33 Doch de getrouwde zorgt voor de dingen der wereld, hoe hij de vrouw zal behagen.
34 Er is ook verschil tusschen de vrouw en de maagd. De ongetrouwde zorgt voor de dingen des Heeren, opdat zij heilig zij, beide naar het lichaam en naar den geest. Maar de getrouwde zorgt voor de dingen der wereld, hoe zij den man zal behagen.
35 Dit nu zeg ik tot uw eigen voordeel. Niet om een strik rond u te werpen, maar tot hetgeen welvoegelijk is en bekwaam om u den Heere toe te voegen zonder afleiding.

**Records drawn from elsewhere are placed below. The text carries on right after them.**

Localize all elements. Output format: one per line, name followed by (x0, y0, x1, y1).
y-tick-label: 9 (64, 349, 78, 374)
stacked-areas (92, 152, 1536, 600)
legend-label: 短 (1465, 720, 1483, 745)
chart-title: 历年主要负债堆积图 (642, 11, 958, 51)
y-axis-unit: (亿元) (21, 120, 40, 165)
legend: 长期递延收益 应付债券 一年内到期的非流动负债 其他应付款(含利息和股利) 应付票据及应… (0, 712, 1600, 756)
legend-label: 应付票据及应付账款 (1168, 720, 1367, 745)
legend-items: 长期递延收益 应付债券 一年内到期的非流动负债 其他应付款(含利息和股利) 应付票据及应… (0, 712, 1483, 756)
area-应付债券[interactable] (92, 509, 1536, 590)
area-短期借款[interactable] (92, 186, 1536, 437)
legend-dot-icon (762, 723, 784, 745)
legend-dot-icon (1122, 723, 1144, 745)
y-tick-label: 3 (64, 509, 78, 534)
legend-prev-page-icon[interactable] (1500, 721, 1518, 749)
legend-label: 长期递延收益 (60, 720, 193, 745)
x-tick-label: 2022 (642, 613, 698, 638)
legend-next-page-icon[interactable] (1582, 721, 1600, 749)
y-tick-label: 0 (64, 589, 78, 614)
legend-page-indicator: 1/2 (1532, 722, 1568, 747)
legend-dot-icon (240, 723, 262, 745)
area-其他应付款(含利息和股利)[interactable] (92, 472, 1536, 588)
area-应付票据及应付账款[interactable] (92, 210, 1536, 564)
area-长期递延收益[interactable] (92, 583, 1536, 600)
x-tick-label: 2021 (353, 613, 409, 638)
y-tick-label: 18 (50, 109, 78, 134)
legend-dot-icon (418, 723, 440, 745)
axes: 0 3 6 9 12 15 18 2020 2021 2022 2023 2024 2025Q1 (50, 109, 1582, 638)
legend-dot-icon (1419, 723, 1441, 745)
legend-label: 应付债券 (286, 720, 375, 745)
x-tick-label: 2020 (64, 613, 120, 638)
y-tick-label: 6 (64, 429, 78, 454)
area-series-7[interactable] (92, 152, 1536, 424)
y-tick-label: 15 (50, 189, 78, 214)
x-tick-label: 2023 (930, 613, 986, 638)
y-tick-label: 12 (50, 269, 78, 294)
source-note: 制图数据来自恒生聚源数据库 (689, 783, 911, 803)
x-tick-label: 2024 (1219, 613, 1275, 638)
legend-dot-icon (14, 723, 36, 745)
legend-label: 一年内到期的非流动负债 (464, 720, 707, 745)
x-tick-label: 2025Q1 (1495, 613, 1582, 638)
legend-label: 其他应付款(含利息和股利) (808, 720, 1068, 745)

36 Doch als iemand meent dat hij onwelvoegelijk handelt jegens zijn maagd, als zij boven de jeugd gaat, en het alzoo geschieden moet, die doe wat hij wil. Hij zondigt niet; laat ze trouwen.
37 Maar die vast staat in zijn harte en geen noodzakelijkheid heeft, maar macht heeft over zijn eigen wil, en dit in zijn eigen harte heeft besloten, om zijn eigen maagd te bewaren, die zal goed doen.
38 Alzoo dan, die zijn maagd uithuwelijkt die doet goed, en die haar niet uithuwelijkt zal beter doen.
39 Een vrouw is door de wet verbonden voor zoo langen tijd als haar man leeft; maar als de man is ontslapen dan is zij vrij om te trouwen met wien zij wil; alleenlijk in den Heere.
40 Doch gelukkiger is zij als zij blijft zooals zij is, naar mijn meening. En ik denk dat ik ook den Geest van God heb.